The startling research demonstrates the importance of effectively implementing laws that help remove guns from dangerous hands, including abusers. It’s not enough for a woman to have a protection order that requires firearm surrender, it must be served and enforced in a timely fashion and according to the law. The positions that Mayor Burgess has put in the budget are critical to facilitating the surrender of firearms and will save the lives of women and children in Seattle.
Seattle is a national leader on gun violence prevention, and we applaud Mayor Burgess for his continued leadership. Seattle City Attorney Peter Holmes and Seattle City Council members Lorena Gonzalez and Sally Bagshaw have also been instrumental in prioritizing the removal of firearms from the most dangerous of situations by supporting the recommended regionalization of this work.
The positions Mayor Burgess has requested mirror several positions that King County Executive Dow Constantine put in his budget last week.

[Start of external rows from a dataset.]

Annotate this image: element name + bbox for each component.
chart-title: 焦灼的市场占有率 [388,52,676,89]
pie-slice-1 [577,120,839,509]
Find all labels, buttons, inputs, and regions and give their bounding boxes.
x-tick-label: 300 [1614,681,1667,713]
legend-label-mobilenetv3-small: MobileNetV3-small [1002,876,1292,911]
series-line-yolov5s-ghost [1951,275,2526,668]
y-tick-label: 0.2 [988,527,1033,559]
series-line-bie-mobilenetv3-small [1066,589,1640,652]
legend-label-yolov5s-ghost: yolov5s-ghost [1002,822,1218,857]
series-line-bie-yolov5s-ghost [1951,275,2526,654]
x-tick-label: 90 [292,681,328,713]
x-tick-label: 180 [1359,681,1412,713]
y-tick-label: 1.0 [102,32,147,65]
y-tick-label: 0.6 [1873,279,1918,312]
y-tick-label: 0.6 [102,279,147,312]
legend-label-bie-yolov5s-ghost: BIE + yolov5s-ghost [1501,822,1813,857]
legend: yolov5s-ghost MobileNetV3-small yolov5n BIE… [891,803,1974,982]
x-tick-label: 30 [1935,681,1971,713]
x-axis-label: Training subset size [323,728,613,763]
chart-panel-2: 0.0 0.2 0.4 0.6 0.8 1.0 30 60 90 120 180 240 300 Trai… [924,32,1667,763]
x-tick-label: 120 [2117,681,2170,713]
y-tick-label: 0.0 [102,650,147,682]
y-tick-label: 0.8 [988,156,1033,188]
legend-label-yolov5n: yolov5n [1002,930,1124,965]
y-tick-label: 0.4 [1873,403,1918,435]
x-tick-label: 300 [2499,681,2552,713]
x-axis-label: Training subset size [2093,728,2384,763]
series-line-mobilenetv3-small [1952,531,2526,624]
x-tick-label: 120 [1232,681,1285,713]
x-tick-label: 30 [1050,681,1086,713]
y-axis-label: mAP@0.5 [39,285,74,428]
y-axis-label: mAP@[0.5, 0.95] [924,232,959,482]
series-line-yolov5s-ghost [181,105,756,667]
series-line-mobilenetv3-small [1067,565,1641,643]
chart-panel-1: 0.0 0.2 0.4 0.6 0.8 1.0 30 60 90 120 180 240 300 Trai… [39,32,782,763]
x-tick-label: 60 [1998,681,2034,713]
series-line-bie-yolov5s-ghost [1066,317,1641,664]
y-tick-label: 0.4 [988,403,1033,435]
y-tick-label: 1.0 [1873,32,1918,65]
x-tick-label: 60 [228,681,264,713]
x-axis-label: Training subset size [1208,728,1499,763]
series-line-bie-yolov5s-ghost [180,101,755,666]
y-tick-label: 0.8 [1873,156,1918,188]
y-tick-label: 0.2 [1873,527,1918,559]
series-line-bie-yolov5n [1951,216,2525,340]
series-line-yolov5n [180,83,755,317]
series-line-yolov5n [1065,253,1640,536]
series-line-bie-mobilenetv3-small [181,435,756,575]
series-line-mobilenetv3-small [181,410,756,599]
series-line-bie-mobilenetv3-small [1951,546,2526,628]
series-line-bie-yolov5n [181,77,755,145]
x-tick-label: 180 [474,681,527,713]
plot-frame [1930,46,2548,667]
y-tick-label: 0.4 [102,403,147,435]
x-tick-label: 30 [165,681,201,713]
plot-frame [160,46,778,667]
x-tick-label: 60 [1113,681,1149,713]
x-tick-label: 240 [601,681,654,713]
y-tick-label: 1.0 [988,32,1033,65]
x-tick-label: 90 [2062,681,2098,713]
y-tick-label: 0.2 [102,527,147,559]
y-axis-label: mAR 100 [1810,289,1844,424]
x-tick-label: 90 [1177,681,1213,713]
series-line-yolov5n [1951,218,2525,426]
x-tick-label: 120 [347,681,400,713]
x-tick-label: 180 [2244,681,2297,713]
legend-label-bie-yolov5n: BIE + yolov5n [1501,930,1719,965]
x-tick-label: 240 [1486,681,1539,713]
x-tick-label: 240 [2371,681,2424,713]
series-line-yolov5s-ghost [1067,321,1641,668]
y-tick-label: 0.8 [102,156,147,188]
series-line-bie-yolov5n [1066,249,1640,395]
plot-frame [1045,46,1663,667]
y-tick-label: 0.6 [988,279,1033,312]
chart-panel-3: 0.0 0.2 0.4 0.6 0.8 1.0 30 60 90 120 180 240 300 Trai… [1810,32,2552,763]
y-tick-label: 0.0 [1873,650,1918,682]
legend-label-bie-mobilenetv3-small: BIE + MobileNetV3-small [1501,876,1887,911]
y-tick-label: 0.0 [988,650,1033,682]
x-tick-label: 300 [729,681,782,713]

King County Prosecuting Attorney Dan Satterberg’s office has also championed this effort in King County.
It’s critical that the Seattle City Council and King County Council fully fund these positions in their respective budgets. With the allocation of funding, the City will partner with King County and others in the region on the recommended multi-disciplinary, regionalized and dedicated approach to tackling this public health and public safety priority. Because we know that gun violence does not stop at jurisdictional boundaries, we must step up and enforce the law to reduce the risk of harm for survivors, their families and the community.”